Matthew 23:1-12 (Our Daily Lent Devotional Reading for today extends all the way to v. 39)

In our passage today, Jesus is speaking out, rather publicly (to the crowds and to his disciples), about the hypocrisy of the teachers of the law and the Pharisees.  Hypocrisy is defined as “the practice of claiming to have moral standards or beliefs to which one’s own behavior does not conform.”  Its etymological context refers to an actor on stage.  The teachers of the law and the Pharisees were just actors.  They didn’t truly believe what they espoused in their teachings.  But which aspects?

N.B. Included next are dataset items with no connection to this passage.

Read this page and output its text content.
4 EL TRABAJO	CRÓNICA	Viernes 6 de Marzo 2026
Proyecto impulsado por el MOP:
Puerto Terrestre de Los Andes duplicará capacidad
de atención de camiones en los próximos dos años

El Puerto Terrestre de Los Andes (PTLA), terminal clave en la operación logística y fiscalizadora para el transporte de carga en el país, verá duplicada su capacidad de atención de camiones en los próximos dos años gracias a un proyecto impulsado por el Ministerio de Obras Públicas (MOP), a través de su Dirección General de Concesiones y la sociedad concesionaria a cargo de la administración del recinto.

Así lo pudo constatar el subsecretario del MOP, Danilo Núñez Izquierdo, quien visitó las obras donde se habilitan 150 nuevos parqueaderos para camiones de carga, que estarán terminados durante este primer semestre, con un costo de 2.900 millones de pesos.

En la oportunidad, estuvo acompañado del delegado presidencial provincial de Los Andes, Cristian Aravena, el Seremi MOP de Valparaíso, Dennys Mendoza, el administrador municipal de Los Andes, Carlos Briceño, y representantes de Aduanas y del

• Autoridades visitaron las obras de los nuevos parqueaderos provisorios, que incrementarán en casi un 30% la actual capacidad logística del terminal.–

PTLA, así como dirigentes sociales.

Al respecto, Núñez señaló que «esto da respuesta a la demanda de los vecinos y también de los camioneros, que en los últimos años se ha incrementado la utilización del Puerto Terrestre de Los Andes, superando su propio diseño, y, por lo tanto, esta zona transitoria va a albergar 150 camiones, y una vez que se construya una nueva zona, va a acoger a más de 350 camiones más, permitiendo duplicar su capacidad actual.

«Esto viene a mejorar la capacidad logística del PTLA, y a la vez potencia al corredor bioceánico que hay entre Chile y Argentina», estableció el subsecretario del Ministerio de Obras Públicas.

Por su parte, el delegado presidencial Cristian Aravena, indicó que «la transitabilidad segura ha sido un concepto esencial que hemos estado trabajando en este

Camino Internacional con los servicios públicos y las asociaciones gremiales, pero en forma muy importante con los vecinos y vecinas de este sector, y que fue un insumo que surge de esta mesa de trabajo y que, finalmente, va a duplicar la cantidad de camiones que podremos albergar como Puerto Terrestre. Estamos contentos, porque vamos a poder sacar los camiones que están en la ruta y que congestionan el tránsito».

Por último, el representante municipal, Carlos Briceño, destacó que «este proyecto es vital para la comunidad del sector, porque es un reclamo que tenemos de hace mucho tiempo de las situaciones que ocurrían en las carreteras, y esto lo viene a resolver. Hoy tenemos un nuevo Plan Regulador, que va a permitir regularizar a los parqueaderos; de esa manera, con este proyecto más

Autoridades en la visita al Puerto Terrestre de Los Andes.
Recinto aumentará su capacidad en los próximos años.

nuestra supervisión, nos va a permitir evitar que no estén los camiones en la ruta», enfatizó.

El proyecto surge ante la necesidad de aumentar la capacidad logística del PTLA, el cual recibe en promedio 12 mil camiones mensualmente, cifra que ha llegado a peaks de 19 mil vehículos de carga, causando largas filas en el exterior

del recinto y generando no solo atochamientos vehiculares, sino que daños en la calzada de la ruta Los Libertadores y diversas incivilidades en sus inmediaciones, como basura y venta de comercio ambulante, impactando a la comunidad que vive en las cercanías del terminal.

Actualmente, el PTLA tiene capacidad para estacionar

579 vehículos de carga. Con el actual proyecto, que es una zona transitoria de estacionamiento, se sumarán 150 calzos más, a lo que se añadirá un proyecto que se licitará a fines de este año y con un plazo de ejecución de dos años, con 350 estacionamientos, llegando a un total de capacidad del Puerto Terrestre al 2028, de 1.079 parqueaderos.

Surely they believed in God; they believed they were created by Him; they believed they needed to read the Word to know Him.  But look at Jesus’ accusations towards them.  They’re “not willing to lift a finger” to help people.  They seek to be recognized rather than to walk in humility.  Later in vv. 13-39, Jesus goes through a litany of accusations against them ranging from not showing mercy and justice, to being greedy and self-indulgent.  The Pharisees and teachers of the law seemed to care about the tenets and rituals of their faith, while Jesus cared about the inner character which produces the outer actions of the person.

When we think about it, it is so easy for us to become like the Pharisees and teachers of the law.  Tenets and rituals are easy to recite and exercise, respectively.  These things stand outside of us and we can easy put them on like a jacket and perform like actors.  But Jesus is looking for the real thing…transformation from the inside – changed character, values and personhood that produces real virtue in the way we treat others and don’t live selfishly.  This is true religion and this is truly human.  And it is to be taken very seriously, because in v. 15, Jesus calls the Pharisees and teachers of the law, “child[ren] of hell” on the basis of their hypocrisy.

Let’s reevaluate ourselves.  Do you practice what you preach?